OK, thanks, and though we nave never met, I consider you a friend and respect your sharing and opinions a lot. Thanks for taking the time to write to me and please accept my apologies if what I wrote sounded personally critical. It was not meant that way. Also, please know that believe it or not I actually do doubt that most of the folks on GYE are addicts at all, in the sense that I understand the term.
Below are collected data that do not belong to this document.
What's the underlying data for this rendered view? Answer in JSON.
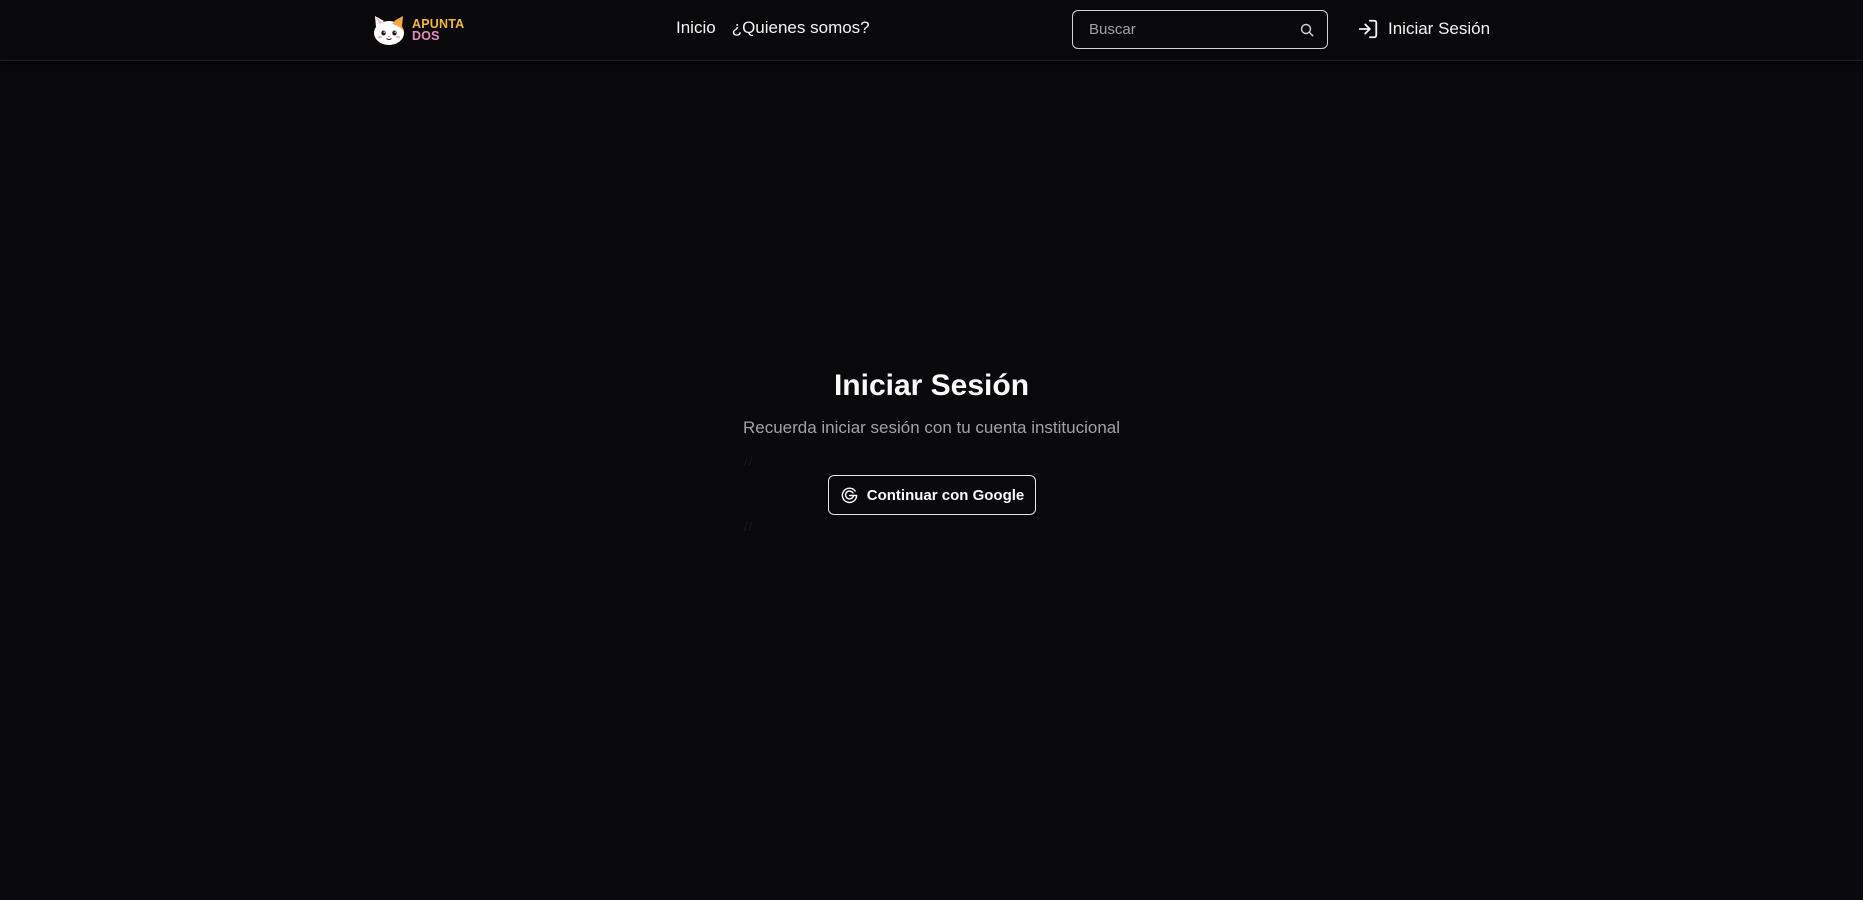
{
  "brand": {
    "line1": "APUNTA",
    "line2": "DOS"
  },
  "nav": {
    "links": [
      {
        "label": "Inicio"
      },
      {
        "label": "¿Quienes somos?"
      }
    ],
    "search_placeholder": "Buscar",
    "login_label": "Iniciar Sesión"
  },
  "login": {
    "title": "Iniciar Sesión",
    "subtitle": "Recuerda iniciar sesión con tu cuenta institucional",
    "google_button_label": "Continuar con Google",
    "comment_marks": [
      "//",
      "//"
    ]
  },
  "icons": {
    "logo": "cat-logo-icon",
    "search": "search-icon",
    "login": "log-in-icon",
    "google": "google-icon"
  },
  "colors": {
    "background": "#09090b",
    "brand_yellow": "#f6b82e",
    "brand_pink": "#e58cc4",
    "text_muted": "#a1a1aa",
    "border": "#e4e4e7"
  }
}
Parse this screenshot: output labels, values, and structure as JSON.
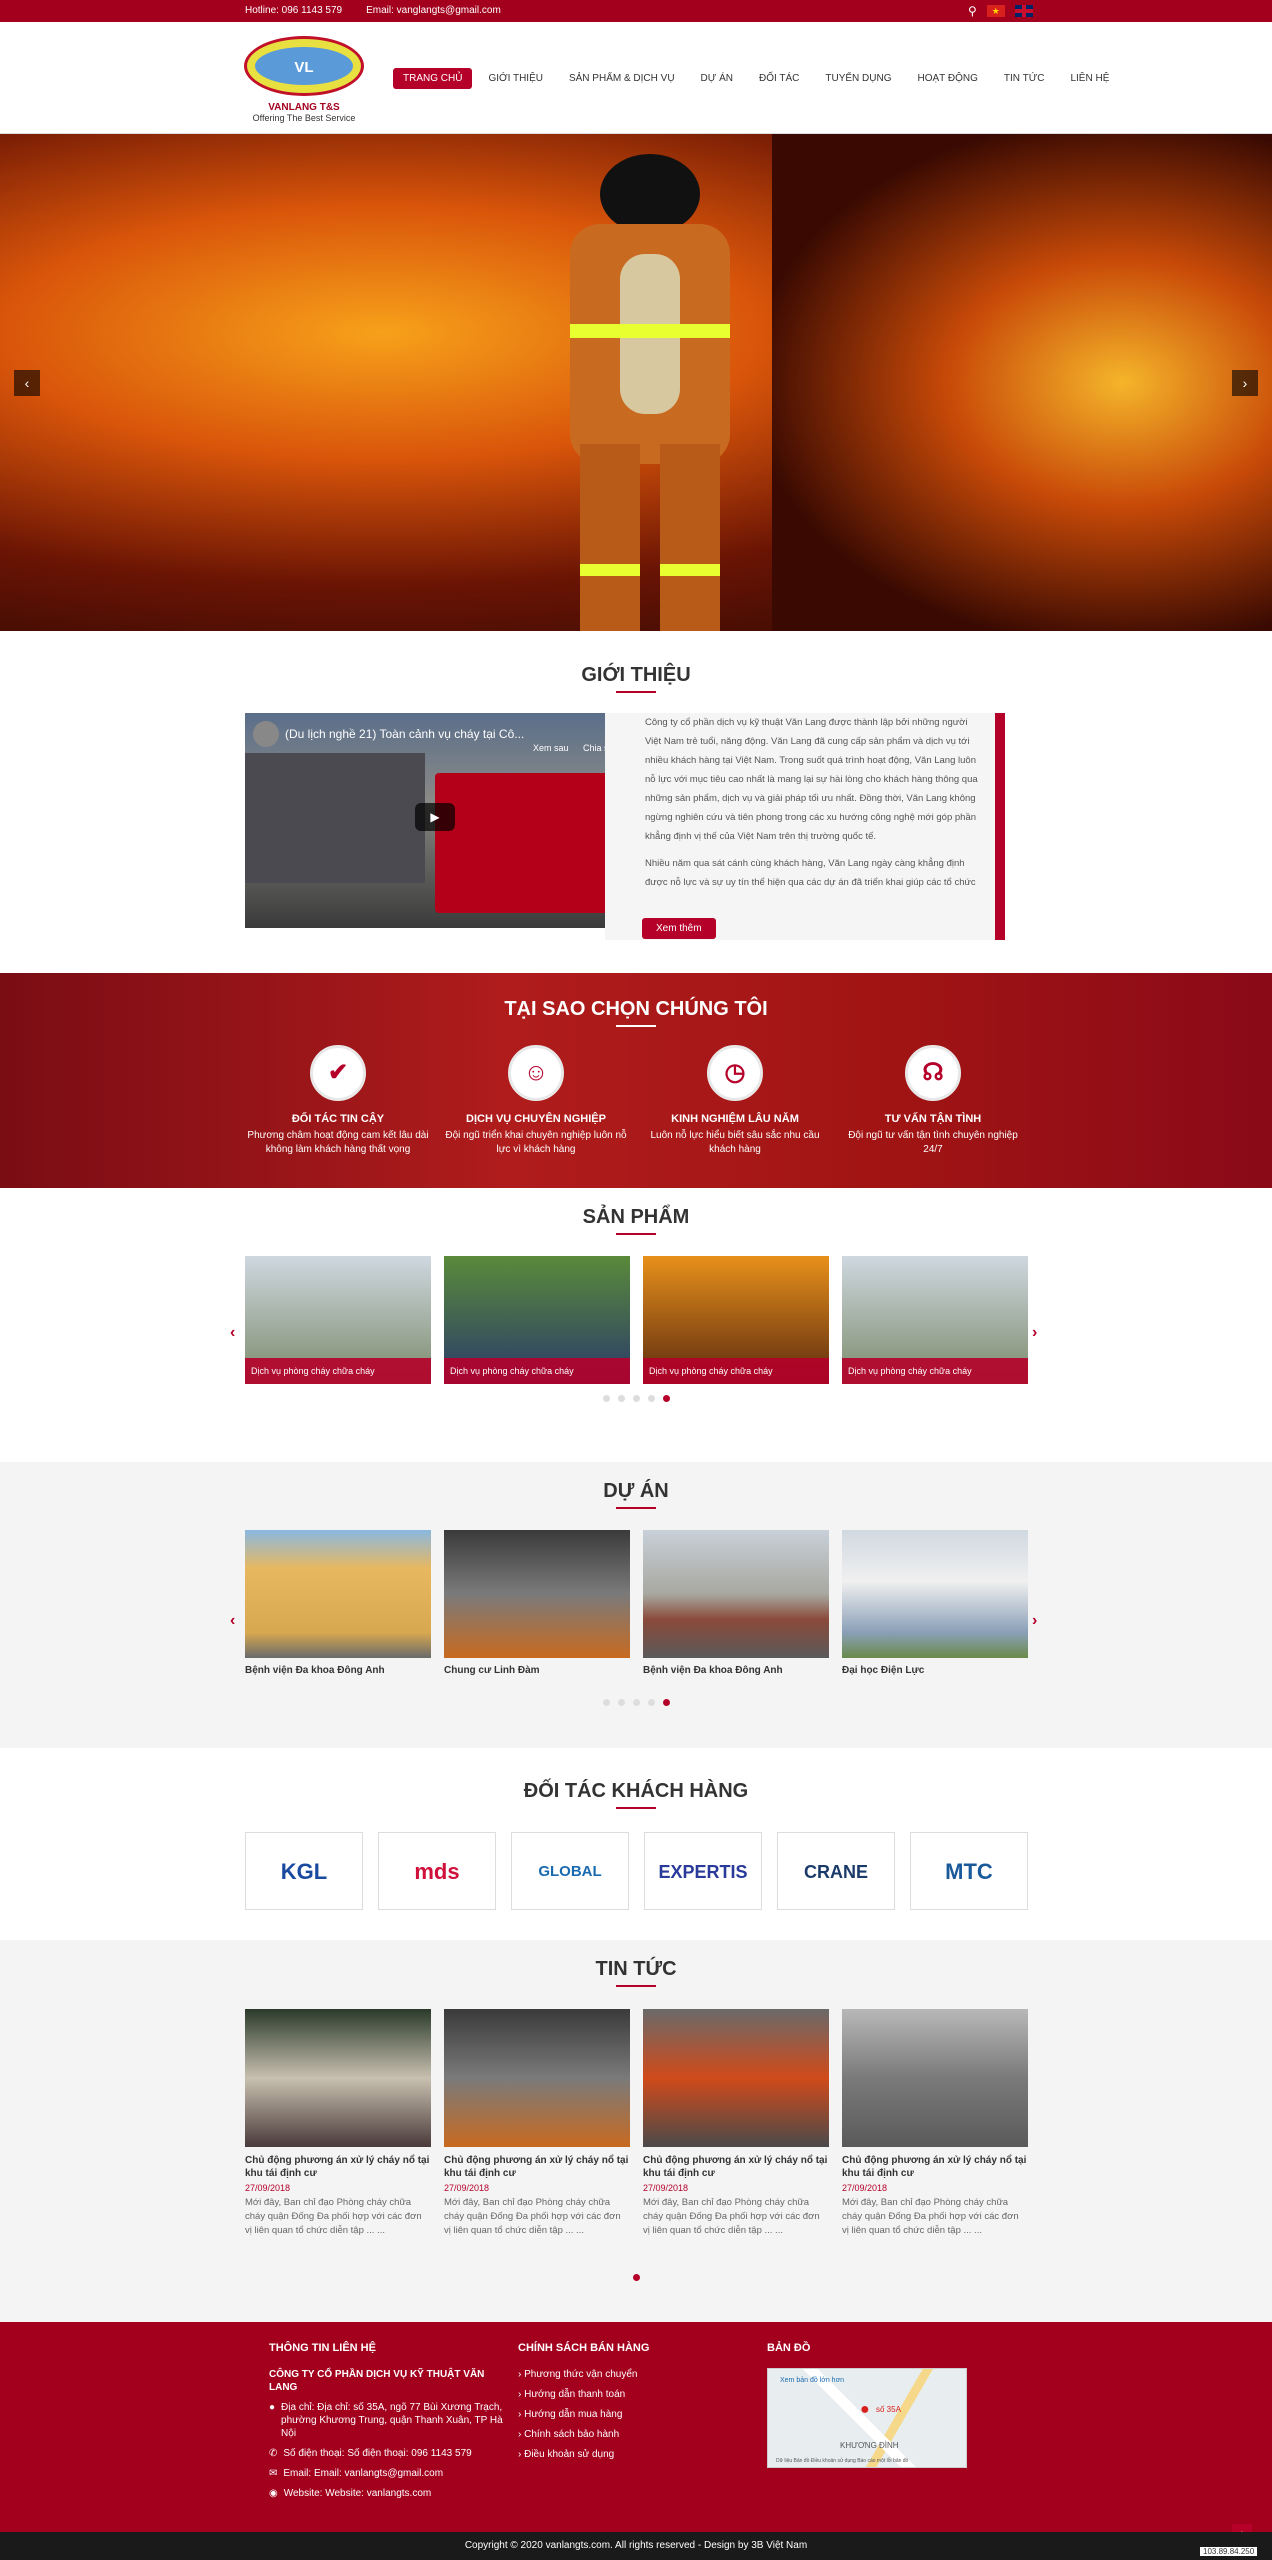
{
  "topbar": {
    "hotline": "Hotline: 096 1143 579",
    "email": "Email: vanglangts@gmail.com"
  },
  "logo": {
    "emblem": "VL",
    "name": "VANLANG T&S",
    "tagline": "Offering The Best Service"
  },
  "nav": [
    "TRANG CHỦ",
    "GIỚI THIỆU",
    "SẢN PHẨM & DỊCH VỤ",
    "DỰ ÁN",
    "ĐỐI TÁC",
    "TUYỂN DỤNG",
    "HOẠT ĐỘNG",
    "TIN TỨC",
    "LIÊN HỆ"
  ],
  "intro": {
    "title": "GIỚI THIỆU",
    "video_title": "(Du lịch nghề 21) Toàn cảnh vụ cháy tại Cô...",
    "watch_later": "Xem sau",
    "share": "Chia sẻ",
    "p1": "Công ty cổ phần dịch vụ kỹ thuật Văn Lang được thành lập bởi những người Việt Nam trẻ tuổi, năng động. Văn Lang đã cung cấp sản phẩm và dịch vụ tới nhiều khách hàng tại Việt Nam. Trong suốt quá trình hoạt động, Văn Lang luôn nỗ lực với mục tiêu cao nhất là mang lại sự hài lòng cho khách hàng thông qua những sản phẩm, dịch vụ và giải pháp tối ưu nhất. Đồng thời, Văn Lang không ngừng nghiên cứu và tiên phong trong các xu hướng công nghệ mới góp phần khẳng định vị thế của Việt Nam trên thị trường quốc tế.",
    "p2": "Nhiều năm qua sát cánh cùng khách hàng, Văn Lang ngày càng khẳng định được nỗ lực và sự uy tín thể hiện qua các dự án đã triển khai giúp các tổ chức",
    "more": "Xem thêm"
  },
  "why": {
    "title": "TẠI SAO CHỌN CHÚNG TÔI",
    "items": [
      {
        "icon": "✔",
        "h": "ĐỐI TÁC TIN CẬY",
        "d": "Phương châm hoạt động cam kết lâu dài không làm khách hàng thất vọng"
      },
      {
        "icon": "☺",
        "h": "DỊCH VỤ CHUYÊN NGHIỆP",
        "d": "Đội ngũ triển khai chuyên nghiệp luôn nỗ lực vì khách hàng"
      },
      {
        "icon": "◷",
        "h": "KINH NGHIỆM LÂU NĂM",
        "d": "Luôn nỗ lực hiểu biết sâu sắc nhu cầu khách hàng"
      },
      {
        "icon": "☊",
        "h": "TƯ VẤN TẬN TÌNH",
        "d": "Đội ngũ tư vấn tận tình chuyên nghiệp 24/7"
      }
    ]
  },
  "products": {
    "title": "SẢN PHẨM",
    "items": [
      "Dịch vụ phòng cháy chữa cháy",
      "Dịch vụ phòng cháy chữa cháy",
      "Dịch vụ phòng cháy chữa cháy",
      "Dịch vụ phòng cháy chữa cháy"
    ]
  },
  "projects": {
    "title": "DỰ ÁN",
    "items": [
      "Bệnh viện Đa khoa Đông Anh",
      "Chung cư Linh Đàm",
      "Bệnh viện Đa khoa Đông Anh",
      "Đại học Điện Lực"
    ]
  },
  "partners": {
    "title": "ĐỐI TÁC KHÁCH HÀNG",
    "items": [
      "KGL",
      "mds",
      "GLOBAL",
      "EXPERTIS",
      "CRANE",
      "MTC"
    ]
  },
  "news": {
    "title": "TIN TỨC",
    "items": [
      {
        "h": "Chủ động phương án xử lý cháy nổ tại khu tái định cư",
        "dt": "27/09/2018",
        "d": "Mới đây, Ban chỉ đạo Phòng cháy chữa cháy quận Đống Đa phối hợp với các đơn vị liên quan tổ chức diễn tập ... ..."
      },
      {
        "h": "Chủ động phương án xử lý cháy nổ tại khu tái định cư",
        "dt": "27/09/2018",
        "d": "Mới đây, Ban chỉ đạo Phòng cháy chữa cháy quận Đống Đa phối hợp với các đơn vị liên quan tổ chức diễn tập ... ..."
      },
      {
        "h": "Chủ động phương án xử lý cháy nổ tại khu tái định cư",
        "dt": "27/09/2018",
        "d": "Mới đây, Ban chỉ đạo Phòng cháy chữa cháy quận Đống Đa phối hợp với các đơn vị liên quan tổ chức diễn tập ... ..."
      },
      {
        "h": "Chủ động phương án xử lý cháy nổ tại khu tái định cư",
        "dt": "27/09/2018",
        "d": "Mới đây, Ban chỉ đạo Phòng cháy chữa cháy quận Đống Đa phối hợp với các đơn vị liên quan tổ chức diễn tập ... ..."
      }
    ]
  },
  "footer": {
    "contact_title": "THÔNG TIN LIÊN HỆ",
    "company": "CÔNG TY CỔ PHẦN DỊCH VỤ KỸ THUẬT VĂN LANG",
    "address": "Địa chỉ: Địa chỉ: số 35A, ngõ 77 Bùi Xương Trạch, phường Khương Trung, quận Thanh Xuân, TP Hà Nội",
    "phone": "Số điện thoại: Số điện thoại: 096 1143 579",
    "email": "Email: Email: vanlangts@gmail.com",
    "website": "Website: Website: vanlangts.com",
    "policy_title": "CHÍNH SÁCH BÁN HÀNG",
    "policies": [
      "Phương thức vận chuyển",
      "Hướng dẫn thanh toán",
      "Hướng dẫn mua hàng",
      "Chính sách bảo hành",
      "Điều khoản sử dụng"
    ],
    "map_title": "BẢN ĐỒ",
    "map_link": "Xem bản đồ lớn hơn",
    "map_pin": "số 35A",
    "map_area": "KHƯƠNG ĐÌNH",
    "map_credit": "Dữ liệu Bản đồ    Điều khoản sử dụng    Báo cáo một lỗi bản đồ",
    "copyright": "Copyright © 2020 vanlangts.com. All rights reserved - Design by 3B Việt Nam",
    "ip": "103.89.84.250"
  }
}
I get the impression that many GYE-ers are just folks who are having a real hard time coming to terms with the fact that they
really love the way that fantasy and masturbation makes them feel (while they are using them, at least). They are frum, decent men and women and know that self-pleasuring is essentially a childish, selfish and stupid thing to be all caught-up in, and
wish they'd quit. Some do, some don't. Of course, a few are purely upset about their bad habit because it
is a big aveiro, though that is rarely a big enough concern to get them to quit -
and that drives them extra crazy, because they are pretty sure that they are
frum! Of course some are truly addicts (like I am :o), some are
becoming addicts, some are just crusaders to fix
others...etc. It runs the gamut.
So, rather than state 'rules' and give instruction to anybody and being just an addict trying to remain sober and be useful to his people, I want to put my experiences out there and share them. Forgive me if I sound like a 'great white lawmaker' at times, but I
do take pains to avoid sounding or being that way...unfortunately some folks have made it clear that they simply do not believe me when I write that "I am definitely not an expert, and just a pervert in recovery". Nu. What can I do?
And what you wrote
really strikes a cord for me! It's funny, because I have shared in SA meetings (and on our 12 step groups phone calls here) that a big part of my makeup as an addict and as a generally insecure person obviously derived from my childhood and adolescence during which my mother never let me choose my own clothes - it drove me crazy. I vividly remember feeling 'less than', very often. They were elderly holocaust survivors, I was adopted, and my parents felt that to love us they needed to shield us from all the 'slings and arrows of outrageous fortune'...and in the meantime, I learned very few tools for being a grown-up. Basic life-skills like delivering a package, managing money, or going to the bank, have always been very difficult for me to get comfortable with doing. A normal adult relationship with a woman (including normal sex, too) were all things I couldn't
possibly imagine 'a little kid like myself could actually succeed at participating in. Naturally, I gravitate toward porn, where the fantasy is
tailored to childish folks like me who need a woman to
just want me because I happen to have the right body parts, that's all -
finally something even
I can qualify at, and even be worshiped sometimes! What safety! What a feeling of unconditional acceptance! Now
that I could get comfortable with - and did, for years.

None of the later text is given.